Uma
nova pesquisa diz ter mostrado que as mitocôndrias (as usinas de energia das
células) são, ao mesmo tempo, a base da existência do câncer e o
calcanhar-de-aquiles da doença.
É
uma afirmação grandiosa, que ainda precisa de mais estudos para ser comprovada,
mas o trabalho coordenado por Michael Lisanti, da Universidade Thomas Jefferson
(EUA), traz dados intrigantes sobre a ação dos tumores, um comportamento que
tem algo de vampiresco.
Usando
amostras de cânceres de mama, cercadas de tecido saudável, não afetado pelo
tumor, os cientistas verificaram que as células tumorais aparentemente estavam
"sugando" as sadias, usando-as como combustível para suas
mitocôndrias.
Sinais Suspeitos
Esses
"pulmões" celulares são responsáveis por usar o oxigênio para produzir
energia.
Em
laboratório, os pesquisadores americanos buscaram, nas células tumorais e nas
suas vizinhas sadias, sinais das substâncias produzidas pelas mitocôndrias.
O
que eles viram é que, enquanto as células de câncer apresentavam marcas de
altíssima atividade das mitocôndrias, as sadias no entorno estavam quase ou
totalmente paradas, com pouca ação mitocondrial.
Além
disso, as células sem a doença estavam repletas de substâncias químicas que
indicavam um "desmanche" celular.
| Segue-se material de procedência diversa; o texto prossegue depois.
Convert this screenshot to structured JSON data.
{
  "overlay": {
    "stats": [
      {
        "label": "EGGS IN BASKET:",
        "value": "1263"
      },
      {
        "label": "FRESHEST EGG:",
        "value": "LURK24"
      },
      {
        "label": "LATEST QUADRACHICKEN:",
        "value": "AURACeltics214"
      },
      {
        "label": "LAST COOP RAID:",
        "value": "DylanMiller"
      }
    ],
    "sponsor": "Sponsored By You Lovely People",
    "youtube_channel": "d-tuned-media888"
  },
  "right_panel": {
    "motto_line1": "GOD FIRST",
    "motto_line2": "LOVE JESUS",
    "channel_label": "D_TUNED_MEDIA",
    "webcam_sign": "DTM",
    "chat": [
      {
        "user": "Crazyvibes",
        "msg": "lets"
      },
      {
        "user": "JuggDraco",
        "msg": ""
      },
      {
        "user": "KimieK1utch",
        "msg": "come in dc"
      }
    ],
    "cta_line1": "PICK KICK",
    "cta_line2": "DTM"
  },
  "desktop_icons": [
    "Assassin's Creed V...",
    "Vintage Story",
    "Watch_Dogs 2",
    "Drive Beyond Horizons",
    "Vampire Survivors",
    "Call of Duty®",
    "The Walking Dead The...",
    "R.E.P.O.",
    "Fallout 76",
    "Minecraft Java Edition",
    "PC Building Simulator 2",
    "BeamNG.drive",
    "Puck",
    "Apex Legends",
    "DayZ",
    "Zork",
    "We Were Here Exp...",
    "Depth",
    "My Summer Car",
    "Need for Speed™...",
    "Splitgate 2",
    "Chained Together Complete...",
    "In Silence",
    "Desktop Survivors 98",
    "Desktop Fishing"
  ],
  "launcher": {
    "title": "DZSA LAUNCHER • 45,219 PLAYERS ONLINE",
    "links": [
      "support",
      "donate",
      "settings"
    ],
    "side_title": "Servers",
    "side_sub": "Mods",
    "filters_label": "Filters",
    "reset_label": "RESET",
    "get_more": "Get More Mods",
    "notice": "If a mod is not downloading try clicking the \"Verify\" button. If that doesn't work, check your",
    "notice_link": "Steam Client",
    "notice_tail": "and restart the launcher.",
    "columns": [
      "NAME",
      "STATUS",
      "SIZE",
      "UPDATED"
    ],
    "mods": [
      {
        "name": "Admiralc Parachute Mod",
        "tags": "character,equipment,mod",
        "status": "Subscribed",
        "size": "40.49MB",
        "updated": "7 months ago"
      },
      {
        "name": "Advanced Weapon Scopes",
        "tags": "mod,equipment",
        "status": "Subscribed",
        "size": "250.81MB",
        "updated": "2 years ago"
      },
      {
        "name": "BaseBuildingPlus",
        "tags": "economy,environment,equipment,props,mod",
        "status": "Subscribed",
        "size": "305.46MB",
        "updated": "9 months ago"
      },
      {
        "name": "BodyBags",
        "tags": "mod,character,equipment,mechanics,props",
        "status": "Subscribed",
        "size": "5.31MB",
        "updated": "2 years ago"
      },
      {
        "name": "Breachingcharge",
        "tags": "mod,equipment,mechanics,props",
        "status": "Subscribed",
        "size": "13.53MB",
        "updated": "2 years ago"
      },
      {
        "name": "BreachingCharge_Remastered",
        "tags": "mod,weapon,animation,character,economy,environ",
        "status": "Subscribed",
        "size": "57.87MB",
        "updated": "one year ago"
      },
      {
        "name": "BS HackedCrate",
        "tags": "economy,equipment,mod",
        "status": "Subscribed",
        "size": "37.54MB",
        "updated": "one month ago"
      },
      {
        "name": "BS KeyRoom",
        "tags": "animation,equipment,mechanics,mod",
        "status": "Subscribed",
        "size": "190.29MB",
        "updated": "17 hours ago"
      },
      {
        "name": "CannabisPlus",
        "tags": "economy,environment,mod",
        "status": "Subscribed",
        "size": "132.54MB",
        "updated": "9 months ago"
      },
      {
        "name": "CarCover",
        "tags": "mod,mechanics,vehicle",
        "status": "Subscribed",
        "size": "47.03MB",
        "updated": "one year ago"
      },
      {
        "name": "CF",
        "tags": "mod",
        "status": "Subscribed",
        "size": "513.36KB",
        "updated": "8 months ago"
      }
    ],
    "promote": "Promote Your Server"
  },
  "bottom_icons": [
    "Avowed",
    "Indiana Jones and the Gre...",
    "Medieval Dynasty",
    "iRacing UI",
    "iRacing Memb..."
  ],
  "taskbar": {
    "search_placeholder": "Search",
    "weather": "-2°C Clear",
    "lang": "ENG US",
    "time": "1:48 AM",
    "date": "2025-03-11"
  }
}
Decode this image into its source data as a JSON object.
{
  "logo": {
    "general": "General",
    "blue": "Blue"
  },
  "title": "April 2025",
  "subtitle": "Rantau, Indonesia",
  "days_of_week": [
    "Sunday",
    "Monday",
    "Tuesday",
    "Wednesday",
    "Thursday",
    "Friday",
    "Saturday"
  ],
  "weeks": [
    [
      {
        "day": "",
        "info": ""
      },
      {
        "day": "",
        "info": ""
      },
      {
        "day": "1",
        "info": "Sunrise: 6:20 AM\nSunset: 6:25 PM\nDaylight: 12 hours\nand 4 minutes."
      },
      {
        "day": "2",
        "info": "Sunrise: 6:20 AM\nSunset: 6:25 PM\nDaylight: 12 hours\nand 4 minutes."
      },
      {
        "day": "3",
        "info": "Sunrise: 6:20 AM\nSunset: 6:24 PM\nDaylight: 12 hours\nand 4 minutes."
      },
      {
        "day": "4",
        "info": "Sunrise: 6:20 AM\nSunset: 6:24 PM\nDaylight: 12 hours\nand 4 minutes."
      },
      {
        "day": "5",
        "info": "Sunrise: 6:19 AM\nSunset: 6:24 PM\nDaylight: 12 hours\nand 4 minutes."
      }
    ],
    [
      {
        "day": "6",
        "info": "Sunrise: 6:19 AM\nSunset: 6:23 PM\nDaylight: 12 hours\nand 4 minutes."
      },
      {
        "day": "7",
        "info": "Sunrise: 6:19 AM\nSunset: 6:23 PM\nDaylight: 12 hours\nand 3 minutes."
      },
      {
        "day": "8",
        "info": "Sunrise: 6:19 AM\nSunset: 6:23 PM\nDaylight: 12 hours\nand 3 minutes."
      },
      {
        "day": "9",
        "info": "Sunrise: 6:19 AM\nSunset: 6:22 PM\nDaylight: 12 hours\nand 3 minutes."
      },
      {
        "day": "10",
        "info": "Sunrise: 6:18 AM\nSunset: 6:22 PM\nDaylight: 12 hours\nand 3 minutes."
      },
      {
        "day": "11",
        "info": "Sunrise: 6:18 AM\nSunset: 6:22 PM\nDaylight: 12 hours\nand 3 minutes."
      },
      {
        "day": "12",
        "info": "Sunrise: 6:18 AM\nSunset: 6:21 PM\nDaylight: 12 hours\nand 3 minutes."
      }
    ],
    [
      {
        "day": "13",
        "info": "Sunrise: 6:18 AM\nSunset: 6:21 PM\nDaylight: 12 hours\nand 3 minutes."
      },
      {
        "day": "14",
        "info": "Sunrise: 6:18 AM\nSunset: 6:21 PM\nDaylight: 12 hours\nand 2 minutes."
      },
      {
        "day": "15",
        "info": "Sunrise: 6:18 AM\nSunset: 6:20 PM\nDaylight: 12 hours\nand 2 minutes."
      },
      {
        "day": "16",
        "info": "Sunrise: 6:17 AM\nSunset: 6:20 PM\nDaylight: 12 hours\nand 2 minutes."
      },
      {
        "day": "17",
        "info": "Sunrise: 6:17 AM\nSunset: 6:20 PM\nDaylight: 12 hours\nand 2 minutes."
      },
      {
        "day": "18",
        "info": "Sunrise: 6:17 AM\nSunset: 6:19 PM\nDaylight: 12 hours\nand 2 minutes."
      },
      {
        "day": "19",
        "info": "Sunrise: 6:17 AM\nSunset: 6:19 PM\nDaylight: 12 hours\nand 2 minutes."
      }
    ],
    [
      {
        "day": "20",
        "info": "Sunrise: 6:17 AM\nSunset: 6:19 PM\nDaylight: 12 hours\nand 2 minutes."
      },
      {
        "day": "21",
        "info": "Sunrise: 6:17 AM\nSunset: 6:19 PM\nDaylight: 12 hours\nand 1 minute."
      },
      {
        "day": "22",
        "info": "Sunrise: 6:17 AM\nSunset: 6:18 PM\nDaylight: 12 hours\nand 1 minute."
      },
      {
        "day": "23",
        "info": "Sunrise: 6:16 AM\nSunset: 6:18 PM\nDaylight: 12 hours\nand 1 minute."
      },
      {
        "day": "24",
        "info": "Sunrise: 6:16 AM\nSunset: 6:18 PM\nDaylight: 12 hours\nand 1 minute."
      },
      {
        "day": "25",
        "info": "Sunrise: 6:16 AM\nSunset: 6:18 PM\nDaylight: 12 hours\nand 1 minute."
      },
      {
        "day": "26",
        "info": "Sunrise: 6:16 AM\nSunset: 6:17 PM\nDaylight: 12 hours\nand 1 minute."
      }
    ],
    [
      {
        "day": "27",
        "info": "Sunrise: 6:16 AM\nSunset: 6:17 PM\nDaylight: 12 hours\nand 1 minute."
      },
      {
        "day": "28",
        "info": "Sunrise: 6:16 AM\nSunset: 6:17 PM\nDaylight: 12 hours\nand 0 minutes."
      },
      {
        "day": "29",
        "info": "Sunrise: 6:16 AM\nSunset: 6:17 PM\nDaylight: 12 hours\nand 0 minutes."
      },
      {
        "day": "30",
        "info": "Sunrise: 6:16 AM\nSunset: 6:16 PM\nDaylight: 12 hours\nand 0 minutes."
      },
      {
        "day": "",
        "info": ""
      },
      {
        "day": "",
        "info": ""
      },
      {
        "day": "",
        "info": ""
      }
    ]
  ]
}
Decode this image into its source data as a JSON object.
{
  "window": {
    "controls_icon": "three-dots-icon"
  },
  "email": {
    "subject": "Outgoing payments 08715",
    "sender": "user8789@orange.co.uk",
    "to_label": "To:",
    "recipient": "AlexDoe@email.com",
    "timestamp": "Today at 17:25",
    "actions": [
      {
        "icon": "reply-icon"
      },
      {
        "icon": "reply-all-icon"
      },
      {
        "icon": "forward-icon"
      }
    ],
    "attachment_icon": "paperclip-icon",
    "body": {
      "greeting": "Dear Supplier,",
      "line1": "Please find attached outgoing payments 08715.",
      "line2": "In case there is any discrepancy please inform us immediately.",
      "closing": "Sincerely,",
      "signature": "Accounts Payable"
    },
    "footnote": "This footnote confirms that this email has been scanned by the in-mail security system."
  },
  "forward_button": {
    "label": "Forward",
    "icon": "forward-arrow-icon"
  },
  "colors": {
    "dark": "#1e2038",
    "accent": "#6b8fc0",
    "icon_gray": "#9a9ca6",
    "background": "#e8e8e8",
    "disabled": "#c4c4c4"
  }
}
Era como se elas estivessem se
desmontando e mandando matérias-primas para as células cancerosas.
Por
isso, a pesquisa compara a relação entre os dois tipos de célula à interação
entre um parasita e seu hospedeiro, com o câncer no papel parasitário, claro.
A
estratégia óbvia para acabar com a brincadeira envolveria o uso de drogas que
inibam a atividade das mitocôndrias, já que elas afetariam o tumor
seletivamente.
Por
sorte, esse tipo de remédio já existe, sendo usado contra diabetes, por
exemplo. Se o estudo estiver correto, não deve ser muito difícil levar a ideia
para os hospitais.
A
pesquisa está na revista científica "Cell Cycle".